The cry for relief from the angel tax is not about a tax holiday being disallowed, but about addressing the difficulty new ventures face in securing appropriate funding
The Government’s “Startup India” initiative continues to receive flak as the startup ecosystem faces new hurdles, and the ‘angel tax’ controversy affects access to capital. In the last 24 hours, at least two startups have complained that their company accounts were frozen by the tax department and money was withdrawn on account of angel tax demands. This warrants not just a review of angel tax but a full repeal.
The tax backstory
The angel tax dates back to the Finance Bill of 2012 where Section 56(2)(viib) of the Income Tax Act, 1961 was introduced with the purpose of curbing money laundering via inflated share price issuance. It is the tax levied by the government on any private company that raises capital above its fair market value. The difference between this FMV and the price at which the shares are issued is deemed as income (from other sources) and taxed at the maximum marginal rate.

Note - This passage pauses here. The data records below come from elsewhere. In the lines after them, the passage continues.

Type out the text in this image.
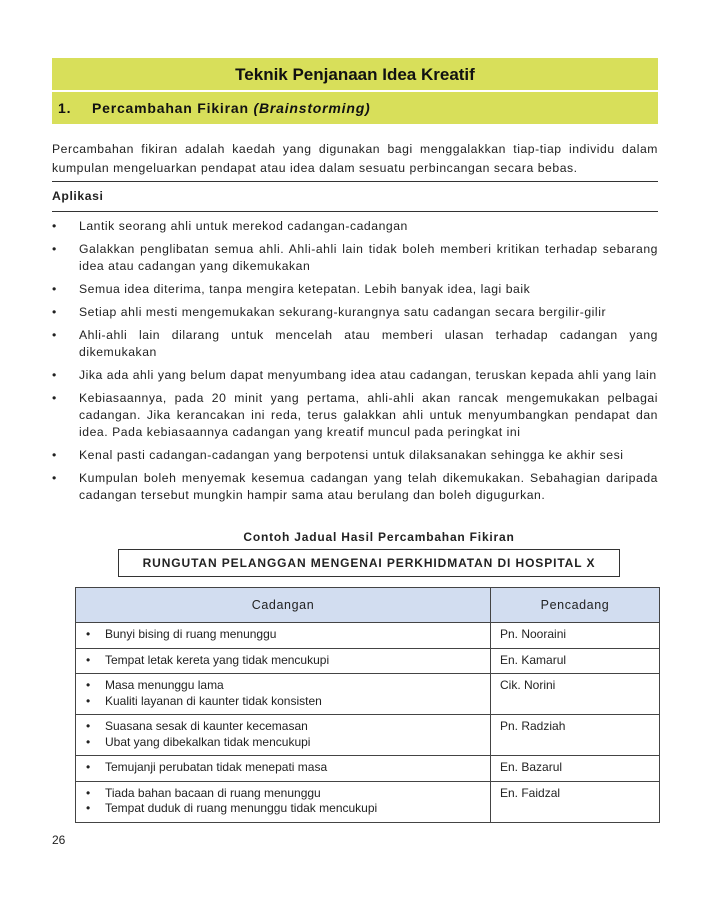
Teknik Penjanaan Idea Kreatif
1. Percambahan Fikiran (Brainstorming)
Percambahan fikiran adalah kaedah yang digunakan bagi menggalakkan tiap-tiap individu dalam kumpulan mengeluarkan pendapat atau idea dalam sesuatu perbincangan secara bebas.
Aplikasi
• Lantik seorang ahli untuk merekod cadangan-cadangan
• Galakkan penglibatan semua ahli. Ahli-ahli lain tidak boleh memberi kritikan terhadap sebarang idea atau cadangan yang dikemukakan
• Semua idea diterima, tanpa mengira ketepatan. Lebih banyak idea, lagi baik
• Setiap ahli mesti mengemukakan sekurang-kurangnya satu cadangan secara bergilir-gilir
• Ahli-ahli lain dilarang untuk mencelah atau memberi ulasan terhadap cadangan yang dikemukakan
• Jika ada ahli yang belum dapat menyumbang idea atau cadangan, teruskan kepada ahli yang lain
• Kebiasaannya, pada 20 minit yang pertama, ahli-ahli akan rancak mengemukakan pelbagai cadangan. Jika kerancakan ini reda, terus galakkan ahli untuk menyumbangkan pendapat dan idea. Pada kebiasaannya cadangan yang kreatif muncul pada peringkat ini
• Kenal pasti cadangan-cadangan yang berpotensi untuk dilaksanakan sehingga ke akhir sesi
• Kumpulan boleh menyemak kesemua cadangan yang telah dikemukakan. Sebahagian daripada cadangan tersebut mungkin hampir sama atau berulang dan boleh digugurkan.
Contoh Jadual Hasil Percambahan Fikiran
RUNGUTAN PELANGGAN MENGENAI PERKHIDMATAN DI HOSPITAL X
Cadangan	Pencadang

• Bunyi bising di ruang menunggu	Pn. Nooraini

• Tempat letak kereta yang tidak mencukupi	En. Kamarul

• Masa menunggu lama
• Kualiti layanan di kaunter tidak konsisten	Cik. Norini

• Suasana sesak di kaunter kecemasan
• Ubat yang dibekalkan tidak mencukupi	Pn. Radziah

• Temujanji perubatan tidak menepati masa	En. Bazarul

• Tiada bahan bacaan di ruang menunggu
• Tempat duduk di ruang menunggu tidak mencukupi	En. Faidzal
26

The angel tax controversy has centered around valuations arrived at during various rounds of startup funding. This has been a problem for entrepreneurial ventures as there is no definitive or objective way to measure a startup’s ‘fair market value’. The determination of this FMV is based on two valuation methodologies: net asset value and discounted cash flow basis. The Department of Revenue has lately started assessing the value of startups based on their net asset value. While the well-intended objective seems to be to crack down on black money, genuine startup funding transactions have come under the scanner of the taxman.
Several startups have found it difficult to justify the higher valuation to tax officials.